It probably hasn’t escaped your attention that global stock markets have been on the slide recently. The FTSE 100 ended at 7,686 on 29/7/19. Yesterday it closed at 7,198 a fall of 6.35% in little over a week. In the US the S&P 500 fell from a historic high of 3,026 on 26/7/19 to 2,884 yesterday i.e. down 4.7%. The principal causes of the losses were the old chestnut of US/China trade wars, a fall in the value of the Chinese renminbi from official currency manipulation and a drop in US interest rates, the first for more than a decade. Investors have interpreted this as a sign the US economy is slowing and may be heading for recession. In other circumstances monetary easing is positive for stocks – interest rates will be lower for longer whilst bond yields fall, thereby making equities relatively more attractive. This was what QE achieved but this time markets have drawn the opposite interpretation – it’s bad. In contrast gold, a traditional safe haven asset in contrast has rallied.

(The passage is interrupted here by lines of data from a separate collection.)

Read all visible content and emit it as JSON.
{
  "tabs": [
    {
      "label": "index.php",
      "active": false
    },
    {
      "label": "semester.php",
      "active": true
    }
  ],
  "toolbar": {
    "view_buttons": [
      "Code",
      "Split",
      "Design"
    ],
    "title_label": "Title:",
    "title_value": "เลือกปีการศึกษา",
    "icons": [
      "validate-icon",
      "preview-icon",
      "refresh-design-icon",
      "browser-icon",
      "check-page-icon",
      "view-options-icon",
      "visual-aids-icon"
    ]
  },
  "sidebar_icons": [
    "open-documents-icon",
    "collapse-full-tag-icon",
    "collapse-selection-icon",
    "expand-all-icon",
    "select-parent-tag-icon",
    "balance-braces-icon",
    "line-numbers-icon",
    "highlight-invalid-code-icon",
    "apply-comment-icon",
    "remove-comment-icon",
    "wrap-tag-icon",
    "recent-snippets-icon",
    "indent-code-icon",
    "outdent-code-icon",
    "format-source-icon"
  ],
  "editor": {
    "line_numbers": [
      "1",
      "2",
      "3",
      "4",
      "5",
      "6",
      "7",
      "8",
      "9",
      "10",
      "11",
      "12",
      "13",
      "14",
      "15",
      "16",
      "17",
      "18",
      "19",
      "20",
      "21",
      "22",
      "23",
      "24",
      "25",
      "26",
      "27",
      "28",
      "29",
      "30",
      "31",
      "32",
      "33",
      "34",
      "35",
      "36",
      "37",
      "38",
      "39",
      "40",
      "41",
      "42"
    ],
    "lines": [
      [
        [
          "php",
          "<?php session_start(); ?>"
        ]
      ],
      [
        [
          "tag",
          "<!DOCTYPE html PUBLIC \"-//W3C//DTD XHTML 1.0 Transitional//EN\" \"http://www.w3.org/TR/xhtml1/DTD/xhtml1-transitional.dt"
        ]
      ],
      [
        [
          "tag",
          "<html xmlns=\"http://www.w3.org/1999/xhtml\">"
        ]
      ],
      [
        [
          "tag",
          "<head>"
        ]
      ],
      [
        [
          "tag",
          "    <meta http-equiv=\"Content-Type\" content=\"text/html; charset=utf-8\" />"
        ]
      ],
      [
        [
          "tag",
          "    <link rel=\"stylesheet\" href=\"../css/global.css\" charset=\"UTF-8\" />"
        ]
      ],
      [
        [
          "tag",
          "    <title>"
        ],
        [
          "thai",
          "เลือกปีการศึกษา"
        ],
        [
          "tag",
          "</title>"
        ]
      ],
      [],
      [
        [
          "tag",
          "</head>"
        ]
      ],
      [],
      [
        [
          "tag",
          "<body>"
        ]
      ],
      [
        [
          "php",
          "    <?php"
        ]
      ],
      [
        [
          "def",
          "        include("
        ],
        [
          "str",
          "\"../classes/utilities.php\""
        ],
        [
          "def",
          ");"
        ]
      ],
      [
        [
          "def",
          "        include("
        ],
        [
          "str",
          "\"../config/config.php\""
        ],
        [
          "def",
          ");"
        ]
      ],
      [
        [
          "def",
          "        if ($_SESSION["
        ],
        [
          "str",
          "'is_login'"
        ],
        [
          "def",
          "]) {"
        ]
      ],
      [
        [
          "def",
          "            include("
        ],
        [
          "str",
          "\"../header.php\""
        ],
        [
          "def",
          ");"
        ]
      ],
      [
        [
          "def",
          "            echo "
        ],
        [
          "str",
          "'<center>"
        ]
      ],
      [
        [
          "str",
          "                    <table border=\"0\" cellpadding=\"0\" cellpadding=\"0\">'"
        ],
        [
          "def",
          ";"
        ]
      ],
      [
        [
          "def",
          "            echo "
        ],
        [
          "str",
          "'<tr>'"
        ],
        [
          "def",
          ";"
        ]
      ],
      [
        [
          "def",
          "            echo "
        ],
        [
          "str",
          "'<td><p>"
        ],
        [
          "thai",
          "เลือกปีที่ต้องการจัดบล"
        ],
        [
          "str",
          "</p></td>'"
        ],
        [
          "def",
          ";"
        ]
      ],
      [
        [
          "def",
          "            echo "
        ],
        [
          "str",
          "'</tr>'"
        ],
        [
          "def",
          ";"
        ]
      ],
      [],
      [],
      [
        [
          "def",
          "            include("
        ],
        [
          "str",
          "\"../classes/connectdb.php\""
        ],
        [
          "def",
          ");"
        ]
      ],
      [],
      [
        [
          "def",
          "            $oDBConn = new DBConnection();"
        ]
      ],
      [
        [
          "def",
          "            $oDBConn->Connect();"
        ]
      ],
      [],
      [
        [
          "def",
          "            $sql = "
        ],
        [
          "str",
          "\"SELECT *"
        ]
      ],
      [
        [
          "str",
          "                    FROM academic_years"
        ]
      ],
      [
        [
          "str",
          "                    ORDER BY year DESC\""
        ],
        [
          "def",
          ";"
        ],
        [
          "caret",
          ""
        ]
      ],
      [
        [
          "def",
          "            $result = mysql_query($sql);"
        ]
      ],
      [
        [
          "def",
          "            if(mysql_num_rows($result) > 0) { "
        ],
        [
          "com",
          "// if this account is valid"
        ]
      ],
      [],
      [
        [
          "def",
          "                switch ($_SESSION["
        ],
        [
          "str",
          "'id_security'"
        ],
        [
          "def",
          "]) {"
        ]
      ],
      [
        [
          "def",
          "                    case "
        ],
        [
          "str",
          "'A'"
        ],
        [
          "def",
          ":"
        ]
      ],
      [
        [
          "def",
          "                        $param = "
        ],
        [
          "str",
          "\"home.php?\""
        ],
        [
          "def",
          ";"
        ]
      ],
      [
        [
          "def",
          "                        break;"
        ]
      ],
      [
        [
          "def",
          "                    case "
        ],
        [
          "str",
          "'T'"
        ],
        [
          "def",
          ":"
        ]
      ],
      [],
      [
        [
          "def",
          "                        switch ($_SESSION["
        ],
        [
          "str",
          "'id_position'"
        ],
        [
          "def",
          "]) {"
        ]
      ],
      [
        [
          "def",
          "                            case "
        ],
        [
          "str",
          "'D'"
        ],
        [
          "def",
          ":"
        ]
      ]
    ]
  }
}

For UK investors we could throw into the mix the ongoing saga that is Brexit. Markets hate uncertainty. However it is important to remember the effect of Brexit on the UK economy and investments is complex and nuanced. Take the issue of a falling pound. On Monday 29th July the threat of a no deal Brexit caused the FTSE 100 index to soar by just under 2% in a day. The FTSE 100 index rose because around 70% of constituent company earnings are from overseas, generated for example in Dollars, Yen and Euros. When converted back to pounds weak Sterling gives a boost to these earnings. However this largely went unreported; a falling pound is only viewed as a bad thing in many quarters. The reality is there are pros and cons for an economy when a currency falls. The UK market’s fall of more than 6% since the end of July was primarily due to global events.
Whether these events signal a wider sell-off is difficult to say. I am not superstitious but September and October are often bad months for stock markets and a number of commentators have expressed fears of further falls. Undoubtedly the global economy has slowed and geo-economic and geo-political events are a risk to investments. How they are handled by those in charge will be crucial for good outcomes. For the rest of us we have to concentrate on what we can control and not be too worried about what we cannot. Investment reviews may be in order with profit-taking and risk reduction to protect capital. In any event a long term perspective is required to ride the volatility.
The content of this blog is based on my own understanding of the global economy and is intended as general investment information only. Nothing in this article should be construed as personal investment advice. You should seek individual advice based on your own financial circumstances before making investment decisions.